Today marks the first anniversary of Eumaeus, coinciding with the publication of Asleep at the Wheel and the broadcast of The Equity Release Trap (partial transcript here).
As is customary on such occasions, we ruminate on developments over the past year and look forward to the next.
Looking back
We have written quite a lot about Equity Release Mortgages since we began. This was not the original idea. The purpose of Eumaeus, as set out here, was to keep an eye on the guardians of the financial system, and our main concerns were the guardians of banks, not insurers. Kevin’s specialism is banking capital, free banking, and everything to do with banks. I spent most of my career working in banks or supervising them (and now avoiding them).
Insurance was almost an accident.
Nor is our specific concern the equity release market, although one recent letter chided us for being a ‘one horse pony’ on the subject, and on one firm in particular. Our general concern is not that the embedded equity release guarantee is being undervalued, for it is the job of the relevant authorities, and the relevant legal checks and controls, to ensure that. Our concern is that the relevant authorities seem powerless to ensure adequate valuation standards despite their obligations to do so.
Back in August 2018, we had hoped that once the undervaluation problem had been made public, the problem would be resolved by the usual means.
That did not happen.
To be sure, the PRA published CP 13/18 on 2 July, which to some extent preempted ‘Asleep at the Wheel’ a month later.1 In December that year they published CP 31/18 which went even further in the direction of prudence, but at a snail’s pace.
However (i) neither of us thinks that the PRA’s current guidelines are sufficiently prudent and (ii) as we have frequently commented, the PRA guidelines concern the regulatory balance sheet, not the statutory one. The whole weird distinction between two different balance sheets, when in reality there can only be one, is an important piece of unfinished business that we shall crack on with in our second year.
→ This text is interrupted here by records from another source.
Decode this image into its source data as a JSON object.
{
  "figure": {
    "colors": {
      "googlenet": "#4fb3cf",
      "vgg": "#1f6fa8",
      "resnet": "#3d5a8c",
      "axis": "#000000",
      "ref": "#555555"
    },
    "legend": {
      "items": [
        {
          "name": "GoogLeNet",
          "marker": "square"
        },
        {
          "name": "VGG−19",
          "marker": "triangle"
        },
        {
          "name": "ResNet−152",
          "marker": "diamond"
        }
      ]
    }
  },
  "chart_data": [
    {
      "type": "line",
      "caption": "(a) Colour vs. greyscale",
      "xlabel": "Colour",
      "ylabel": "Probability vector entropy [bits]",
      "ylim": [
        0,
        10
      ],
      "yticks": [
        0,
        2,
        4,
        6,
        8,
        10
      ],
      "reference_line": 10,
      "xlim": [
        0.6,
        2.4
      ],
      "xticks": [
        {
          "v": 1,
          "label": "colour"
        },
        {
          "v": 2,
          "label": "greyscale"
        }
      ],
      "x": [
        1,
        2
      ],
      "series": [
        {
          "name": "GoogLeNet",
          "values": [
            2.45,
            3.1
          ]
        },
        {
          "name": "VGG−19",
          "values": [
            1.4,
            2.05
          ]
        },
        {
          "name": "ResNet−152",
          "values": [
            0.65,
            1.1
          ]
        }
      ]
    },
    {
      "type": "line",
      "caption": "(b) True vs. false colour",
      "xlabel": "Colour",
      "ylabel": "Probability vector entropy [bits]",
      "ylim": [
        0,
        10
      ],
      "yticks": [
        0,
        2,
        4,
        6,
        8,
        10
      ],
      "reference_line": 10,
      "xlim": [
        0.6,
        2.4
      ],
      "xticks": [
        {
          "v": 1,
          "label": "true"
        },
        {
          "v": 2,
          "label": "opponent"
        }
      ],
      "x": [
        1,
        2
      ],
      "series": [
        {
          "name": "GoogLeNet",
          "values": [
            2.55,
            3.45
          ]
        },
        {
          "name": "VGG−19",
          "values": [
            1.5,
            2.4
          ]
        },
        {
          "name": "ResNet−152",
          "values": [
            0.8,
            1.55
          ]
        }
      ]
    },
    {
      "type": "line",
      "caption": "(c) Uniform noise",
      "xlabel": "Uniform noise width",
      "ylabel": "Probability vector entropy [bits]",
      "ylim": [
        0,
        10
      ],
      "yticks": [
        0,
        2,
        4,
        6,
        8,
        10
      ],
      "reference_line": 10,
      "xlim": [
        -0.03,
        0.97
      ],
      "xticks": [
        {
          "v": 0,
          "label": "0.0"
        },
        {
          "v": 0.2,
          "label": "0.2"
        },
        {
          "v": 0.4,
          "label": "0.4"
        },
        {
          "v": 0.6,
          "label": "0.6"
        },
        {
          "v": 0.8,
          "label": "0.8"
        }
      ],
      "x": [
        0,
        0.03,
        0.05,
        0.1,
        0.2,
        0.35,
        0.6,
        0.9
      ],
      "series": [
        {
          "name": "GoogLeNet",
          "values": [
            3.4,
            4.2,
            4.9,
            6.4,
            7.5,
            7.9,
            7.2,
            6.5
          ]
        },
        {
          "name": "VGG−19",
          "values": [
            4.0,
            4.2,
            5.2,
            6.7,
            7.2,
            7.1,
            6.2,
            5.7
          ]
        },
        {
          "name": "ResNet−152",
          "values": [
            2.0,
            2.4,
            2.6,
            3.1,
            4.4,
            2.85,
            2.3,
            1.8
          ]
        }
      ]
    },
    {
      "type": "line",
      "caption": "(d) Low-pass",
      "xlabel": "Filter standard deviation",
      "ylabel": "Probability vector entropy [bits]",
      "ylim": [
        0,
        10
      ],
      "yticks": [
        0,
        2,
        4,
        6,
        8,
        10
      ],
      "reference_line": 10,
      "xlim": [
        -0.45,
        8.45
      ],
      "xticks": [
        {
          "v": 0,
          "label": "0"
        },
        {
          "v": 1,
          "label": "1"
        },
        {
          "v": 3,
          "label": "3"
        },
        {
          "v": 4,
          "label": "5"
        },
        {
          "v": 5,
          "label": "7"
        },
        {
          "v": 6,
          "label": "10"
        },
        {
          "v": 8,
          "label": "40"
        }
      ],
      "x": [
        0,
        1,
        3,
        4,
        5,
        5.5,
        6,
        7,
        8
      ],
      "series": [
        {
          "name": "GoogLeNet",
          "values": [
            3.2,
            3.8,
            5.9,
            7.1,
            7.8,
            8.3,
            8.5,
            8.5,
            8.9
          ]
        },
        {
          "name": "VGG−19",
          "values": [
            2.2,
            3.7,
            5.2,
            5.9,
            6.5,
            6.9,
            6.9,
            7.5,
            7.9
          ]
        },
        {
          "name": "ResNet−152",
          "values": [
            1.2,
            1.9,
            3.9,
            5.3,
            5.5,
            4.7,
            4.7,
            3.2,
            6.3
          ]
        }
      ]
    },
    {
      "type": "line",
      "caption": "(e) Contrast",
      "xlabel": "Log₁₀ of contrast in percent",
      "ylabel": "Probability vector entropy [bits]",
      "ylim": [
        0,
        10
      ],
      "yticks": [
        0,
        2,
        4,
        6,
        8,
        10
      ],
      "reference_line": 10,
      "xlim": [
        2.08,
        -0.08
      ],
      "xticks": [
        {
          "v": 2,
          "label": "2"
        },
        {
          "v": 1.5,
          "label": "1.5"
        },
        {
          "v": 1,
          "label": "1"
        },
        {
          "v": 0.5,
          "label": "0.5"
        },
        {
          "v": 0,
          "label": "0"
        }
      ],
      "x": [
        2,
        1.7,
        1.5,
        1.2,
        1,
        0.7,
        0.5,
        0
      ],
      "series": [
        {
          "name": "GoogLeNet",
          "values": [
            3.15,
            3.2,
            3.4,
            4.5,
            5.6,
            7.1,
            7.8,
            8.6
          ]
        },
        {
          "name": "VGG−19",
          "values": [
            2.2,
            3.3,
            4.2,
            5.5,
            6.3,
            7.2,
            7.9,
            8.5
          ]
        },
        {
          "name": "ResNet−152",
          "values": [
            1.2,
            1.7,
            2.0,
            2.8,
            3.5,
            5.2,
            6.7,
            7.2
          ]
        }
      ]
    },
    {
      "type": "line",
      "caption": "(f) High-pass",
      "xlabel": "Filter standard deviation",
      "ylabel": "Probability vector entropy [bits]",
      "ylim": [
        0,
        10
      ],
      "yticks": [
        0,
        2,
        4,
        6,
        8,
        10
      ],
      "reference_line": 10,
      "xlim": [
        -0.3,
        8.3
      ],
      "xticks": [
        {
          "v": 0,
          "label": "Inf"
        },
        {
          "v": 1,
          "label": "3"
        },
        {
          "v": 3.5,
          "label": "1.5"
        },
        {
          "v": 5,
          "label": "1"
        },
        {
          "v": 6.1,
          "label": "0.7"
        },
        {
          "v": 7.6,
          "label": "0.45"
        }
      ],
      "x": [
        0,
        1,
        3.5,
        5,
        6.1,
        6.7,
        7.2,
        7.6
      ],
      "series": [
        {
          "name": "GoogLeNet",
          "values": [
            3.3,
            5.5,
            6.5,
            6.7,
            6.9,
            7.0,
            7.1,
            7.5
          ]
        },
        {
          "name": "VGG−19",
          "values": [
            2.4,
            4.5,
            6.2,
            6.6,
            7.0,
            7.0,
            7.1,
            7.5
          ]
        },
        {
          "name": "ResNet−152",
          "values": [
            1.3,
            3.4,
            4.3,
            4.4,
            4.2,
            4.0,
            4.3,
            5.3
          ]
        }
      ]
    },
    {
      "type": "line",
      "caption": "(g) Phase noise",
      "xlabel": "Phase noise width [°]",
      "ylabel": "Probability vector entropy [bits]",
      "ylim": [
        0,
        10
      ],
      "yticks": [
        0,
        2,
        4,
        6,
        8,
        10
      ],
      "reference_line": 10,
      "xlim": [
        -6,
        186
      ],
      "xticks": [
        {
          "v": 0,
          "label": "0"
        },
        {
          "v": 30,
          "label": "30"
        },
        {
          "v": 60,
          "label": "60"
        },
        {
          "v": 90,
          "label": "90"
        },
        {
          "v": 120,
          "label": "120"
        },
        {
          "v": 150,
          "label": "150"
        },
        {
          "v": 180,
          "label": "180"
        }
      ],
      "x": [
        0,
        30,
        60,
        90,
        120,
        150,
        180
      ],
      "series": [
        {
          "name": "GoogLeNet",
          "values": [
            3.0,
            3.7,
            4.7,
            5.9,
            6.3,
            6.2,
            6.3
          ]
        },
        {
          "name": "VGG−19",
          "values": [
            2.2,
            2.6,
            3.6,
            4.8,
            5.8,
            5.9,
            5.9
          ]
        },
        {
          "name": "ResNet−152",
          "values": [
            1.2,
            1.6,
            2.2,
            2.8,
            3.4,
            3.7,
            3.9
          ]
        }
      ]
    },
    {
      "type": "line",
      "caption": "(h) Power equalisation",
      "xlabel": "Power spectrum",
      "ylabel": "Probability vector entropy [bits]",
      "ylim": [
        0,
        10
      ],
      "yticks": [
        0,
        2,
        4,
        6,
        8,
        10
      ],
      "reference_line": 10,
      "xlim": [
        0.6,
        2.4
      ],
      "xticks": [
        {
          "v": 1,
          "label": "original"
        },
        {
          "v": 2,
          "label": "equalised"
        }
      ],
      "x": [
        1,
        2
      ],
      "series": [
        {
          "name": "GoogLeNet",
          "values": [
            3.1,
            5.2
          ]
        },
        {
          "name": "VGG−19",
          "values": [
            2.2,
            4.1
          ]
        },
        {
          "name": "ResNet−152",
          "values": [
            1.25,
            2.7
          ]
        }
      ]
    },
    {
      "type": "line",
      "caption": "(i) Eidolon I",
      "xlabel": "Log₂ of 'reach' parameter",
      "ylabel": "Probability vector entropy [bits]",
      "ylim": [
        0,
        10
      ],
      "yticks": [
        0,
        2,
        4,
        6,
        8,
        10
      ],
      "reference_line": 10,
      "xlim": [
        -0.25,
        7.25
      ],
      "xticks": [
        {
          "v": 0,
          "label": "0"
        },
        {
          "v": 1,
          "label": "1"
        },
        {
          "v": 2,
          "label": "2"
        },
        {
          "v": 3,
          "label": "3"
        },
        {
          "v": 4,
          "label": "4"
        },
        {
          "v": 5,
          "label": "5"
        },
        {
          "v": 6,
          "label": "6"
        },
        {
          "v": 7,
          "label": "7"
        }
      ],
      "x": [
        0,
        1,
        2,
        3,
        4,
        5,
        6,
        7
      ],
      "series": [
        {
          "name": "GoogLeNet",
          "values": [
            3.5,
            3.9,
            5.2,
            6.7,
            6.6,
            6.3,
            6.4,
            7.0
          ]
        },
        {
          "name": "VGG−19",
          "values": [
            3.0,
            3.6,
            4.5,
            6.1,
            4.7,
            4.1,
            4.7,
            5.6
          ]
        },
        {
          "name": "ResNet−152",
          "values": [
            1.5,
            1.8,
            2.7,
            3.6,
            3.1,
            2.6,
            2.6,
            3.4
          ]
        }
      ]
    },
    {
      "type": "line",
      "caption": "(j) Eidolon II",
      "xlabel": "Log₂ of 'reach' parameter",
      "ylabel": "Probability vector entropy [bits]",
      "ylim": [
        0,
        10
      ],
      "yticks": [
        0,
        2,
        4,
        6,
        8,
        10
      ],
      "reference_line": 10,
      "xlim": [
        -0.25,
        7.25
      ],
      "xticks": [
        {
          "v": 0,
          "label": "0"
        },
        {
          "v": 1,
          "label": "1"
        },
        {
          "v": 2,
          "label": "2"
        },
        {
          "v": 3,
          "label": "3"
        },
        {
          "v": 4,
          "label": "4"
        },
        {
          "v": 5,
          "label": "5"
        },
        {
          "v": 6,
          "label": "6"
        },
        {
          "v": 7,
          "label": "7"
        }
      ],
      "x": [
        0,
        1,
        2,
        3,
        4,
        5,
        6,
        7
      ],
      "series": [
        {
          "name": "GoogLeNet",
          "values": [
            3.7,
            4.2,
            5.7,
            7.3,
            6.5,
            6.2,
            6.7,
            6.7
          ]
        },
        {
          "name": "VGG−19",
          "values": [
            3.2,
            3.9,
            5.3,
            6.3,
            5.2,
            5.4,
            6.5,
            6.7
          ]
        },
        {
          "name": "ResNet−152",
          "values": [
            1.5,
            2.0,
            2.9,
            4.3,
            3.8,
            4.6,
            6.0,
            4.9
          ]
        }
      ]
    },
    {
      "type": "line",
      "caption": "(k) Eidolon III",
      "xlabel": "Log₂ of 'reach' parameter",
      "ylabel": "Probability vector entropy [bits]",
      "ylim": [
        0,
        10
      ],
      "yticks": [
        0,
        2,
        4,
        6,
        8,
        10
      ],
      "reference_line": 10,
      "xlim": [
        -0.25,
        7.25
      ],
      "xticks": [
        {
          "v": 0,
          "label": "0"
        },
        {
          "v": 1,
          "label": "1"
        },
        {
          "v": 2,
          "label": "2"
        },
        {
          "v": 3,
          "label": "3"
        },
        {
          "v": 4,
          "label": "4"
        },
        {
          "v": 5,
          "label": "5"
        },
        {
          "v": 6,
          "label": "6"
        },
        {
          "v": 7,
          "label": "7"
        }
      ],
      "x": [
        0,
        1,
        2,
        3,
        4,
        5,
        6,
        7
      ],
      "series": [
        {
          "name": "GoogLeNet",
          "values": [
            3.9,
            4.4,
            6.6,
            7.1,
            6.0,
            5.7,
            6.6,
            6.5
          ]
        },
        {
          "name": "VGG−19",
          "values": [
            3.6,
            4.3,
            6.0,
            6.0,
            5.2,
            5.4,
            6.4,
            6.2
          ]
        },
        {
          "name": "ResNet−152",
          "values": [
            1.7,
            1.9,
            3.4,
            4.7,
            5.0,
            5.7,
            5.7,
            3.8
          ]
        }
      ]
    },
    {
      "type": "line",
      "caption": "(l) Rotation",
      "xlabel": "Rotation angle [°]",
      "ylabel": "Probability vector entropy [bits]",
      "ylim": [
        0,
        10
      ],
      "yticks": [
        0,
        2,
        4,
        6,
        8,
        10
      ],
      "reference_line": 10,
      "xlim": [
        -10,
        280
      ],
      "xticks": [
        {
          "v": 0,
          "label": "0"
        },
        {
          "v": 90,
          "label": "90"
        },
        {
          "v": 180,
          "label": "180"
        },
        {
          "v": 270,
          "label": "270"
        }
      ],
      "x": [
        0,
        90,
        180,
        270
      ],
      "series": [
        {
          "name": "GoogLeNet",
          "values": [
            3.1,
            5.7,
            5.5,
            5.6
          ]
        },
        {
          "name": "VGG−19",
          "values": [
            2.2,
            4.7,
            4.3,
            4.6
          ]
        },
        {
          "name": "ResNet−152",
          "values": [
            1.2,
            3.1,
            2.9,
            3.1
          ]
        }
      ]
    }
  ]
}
Our other work has been with organisations such as the Financial Reporting Council (FRC), the International Accounting Standards Board (IASB) and the Financial Conduct Authority.
They have all been spectacularly useless.
You would think the FRC would be concerned that firms might be massively overvaluing their balance sheets, and that auditors are signing off their financial statements, but apparently not. I first notified them in August 2017 while employed at the PRA, but despite considerable correspondence, interspersed by long periods of radio silence, nothing has happened. I met them in November last year, fully expecting the usual ‘nothing to do with us’, but they did concede that the valuation issue would be ‘a potential embarrassment for the FRC’ if they did not act soon – but they have still not acted, and have been in radio silence since February this year.
We also contacted IASB about the application of accounting standards to embedded guarantees. Our first letter (October 2018) is here, there has been further correspondence which we shall comment on shortly. The IASB position, as far as one can read any sense into it, is that it is perfectly reasonable for a guarantee to have one value on the statutory balance sheet, another value on the regulatory one. Comprende? Thought not.
There has been correspondence with the FCA, none of it meaningful.
We should not omit the Institute and Faculty of Actuaries, who commissioned a strange report on equity release published in February. This link brings up our comments on that affair, which was more of an own goal than anything to do with our front line.
Our response was to produce the Eumaeus Guide, which is essentially our take on how it should be done, and which was met by a deafening silence by the powers that be.
There is a lot more in the pipeline including on subjects such as Black-Scholes and the dreaded Matching Adjustment, and we will continue to tease [out] the woeful inadequacies of the so-called governance systems that are supposedly in charge of this mess.
As ever, we thank our readers for their invaluable feedback and suggestions (and the odd telling off).
- I suspect the publication date was not an accident. PRA knew about the programme as early as May 2018, given that they were interviewed by the BBC around then, and I notified the PRA (with Kevin’s permission) about the article in April. Whether this knowledge influenced the PRA to publish in July is a matter for speculation.